On Monday, July 23, negotiators in Bonn struck an agreement claiming that they had succeeded in rescuing the Kyoto Protocol despite the U.S.s refusal to endorse it. Pundits across the globe celebrated the breakthrough proclaiming the world safe from greenhouse gases.
“This first small step is a giant leap for humanity and for the future of our planet,” according to World Wildlife Funds Jennifer Morgan. “We have delivered probably the most comprehensive and difficult agreement in human history,” said New Zealand delegate Peter Hodgson (Investors Business Daily, July 24, 2001). And European Union environment commissioner, Margot Wallstrom, declared, “We have finalized the rescue operation. We have rescued the Kyoto protocol. It is a major achievement because we will live with this for many years to come” (The Glasgow Herald, July 24, 2001).

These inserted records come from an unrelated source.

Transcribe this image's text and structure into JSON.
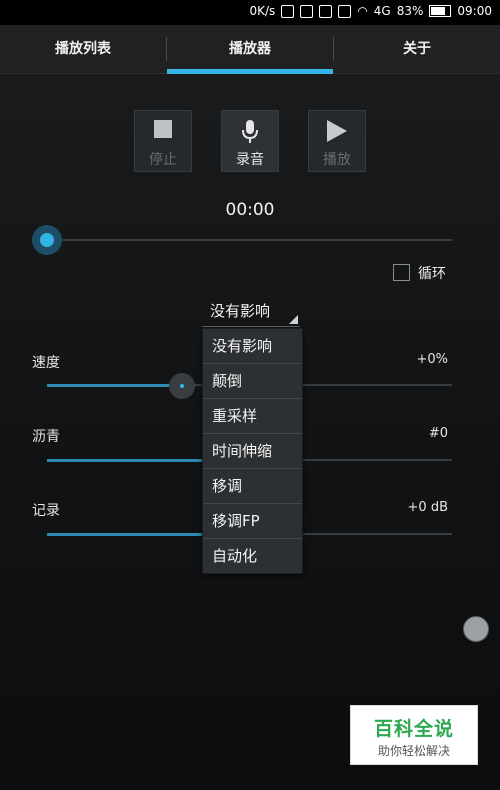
{
  "status_bar": {
    "network_speed": "0K/s",
    "signal": "4G",
    "battery": "83%",
    "time": "09:00"
  },
  "tabs": [
    {
      "label": "播放列表"
    },
    {
      "label": "播放器"
    },
    {
      "label": "关于"
    }
  ],
  "transport": {
    "stop_label": "停止",
    "record_label": "录音",
    "play_label": "播放"
  },
  "time_display": "00:00",
  "playback_progress": 0,
  "loop": {
    "label": "循环",
    "checked": false
  },
  "effect_spinner": {
    "selected": "没有影响"
  },
  "effect_menu": {
    "items": [
      "没有影响",
      "颠倒",
      "重采样",
      "时间伸缩",
      "移调",
      "移调FP",
      "自动化"
    ]
  },
  "controls": {
    "speed": {
      "label": "速度",
      "value": "+0%"
    },
    "pitch": {
      "label": "沥青",
      "value": "#0"
    },
    "record": {
      "label": "记录",
      "value": "+0 dB"
    }
  },
  "watermark": {
    "title": "百科全说",
    "subtitle": "助你轻松解决"
  },
  "colors": {
    "accent": "#33b5e5",
    "background": "#111315"
  }
}
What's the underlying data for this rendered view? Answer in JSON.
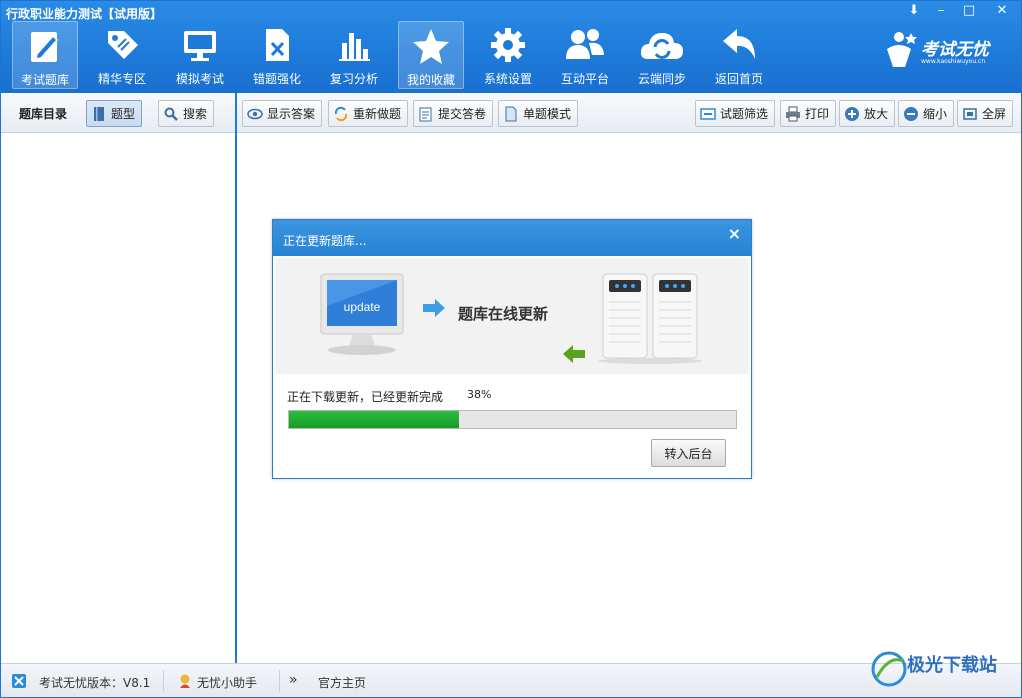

But is all this hyperbole justified? As noted in the July 25 issue of the Los Angeles Times, “After a good nights sleep and some sober contemplation, environmental activists Tuesday conceded the Kyoto Protocol adopted a day earlier falls far short of the lofty goals for fighting global warming contained in the original proposal.”
Indeed, the prognosis is even worse than portrayed in the Los Angeles Times. Nothing
specific was agreed to. For example, the delegates agreed to establish an adaptation fund for developing countries that would be funded by developed countries, but no agreement as to how much each country would contribute was reached. They also agreed that funding for the Global Environment Facility should increase, but again no specifics were contemplated.
As noted by Cooler Heads Counsel, Chris Horner, who attended the Bonn conference, “Negotiators addressed specifics of some among the scores of Kyoto provisions, and some of those resulted in agreement. Notwithstanding the absence of any comprehensive detailing of specifics, however, the bulk of those agreements actually consist of vague palliatives with a promise to continue talking about the issue. That is, for the most part there were merely agreements to agree at a later date.”
In what could be seen as a major defeat for the EU, it finally conceded the use of carbon sinks and emission trading on the insistence of Japan. Last November at the Hague, the EU allowed negotiations to collapse rather than make similar concessions to the U.S. With the U.S. out of the picture, however, Japan has become the key to bringing Kyoto into force because if it, along with the U.S., fails to ratify Kyoto it cannot become international law.
WWFs Jennifer Morgan characterized the reaching of the agreement without the U.S. as a “geopolitical earthquake,” implying a shift in power, but Bushs refusal to accept Kyoto forced the EU to make concessions that it had previously said were unacceptable if the treaty were to retain its “environmental integrity.” Moreover, WWF estimates that the concessions will lower carbon emission reductions from 5.2 percent below 1990 levels to 1.8 percent below 1990 levels.
“The biggest problem,” according to the Electricity Daily (July 26, 2001), “is that, technically speaking, the FCCC Conference of the Parties meeting in Bonn is not adopting rules at all, it is adopting recommendations. Moreover, these recommendations are addressed to a body that does not yet exist, and may not come into being for a long time.”
Rules that are binding on the parties to the protocol cannot be made until the protocol is ratified and becomes international law and the “Conference of the Parties serving as the Meeting of the Parties,” or COP/MOP, is created. “Every binding rule adopted in the Bonn agreement is carefully phrased as a recommendation to the COP/MOP, because the COP cannot make Protocol rules at this time,” says Electricity Daily.
That, all along, has been the major barrier to ratification for most of the countries with targets and timetables. Without knowing what the specific rules will be with regards to monitoring and enforcement, for instance, they are loath to ratify. Yet rules cannot be made until Kyoto is ratified.
Finally, although Japan has tentatively agreed to the recommendations made in Bonn, there is still no guarantee that it will ratify Kyoto. Indeed, a EU delegation source stated, “Ratification is by no means a foregone conclusion” (Agence France Presse, July 24, 2001). Japan has continued to insist on U.S. participation.
Australia has taken a similar stance. Australias environment minister, Robert Hill said that, “At the end of the day there are some very good parts to this agreement for Australia but there are still some areas which we have concerns with.” He also said, “you cant have an effective global response without the U.S.” Russia has also shown skepticism with the process and has yet to signal its willingness to ratify the treaty.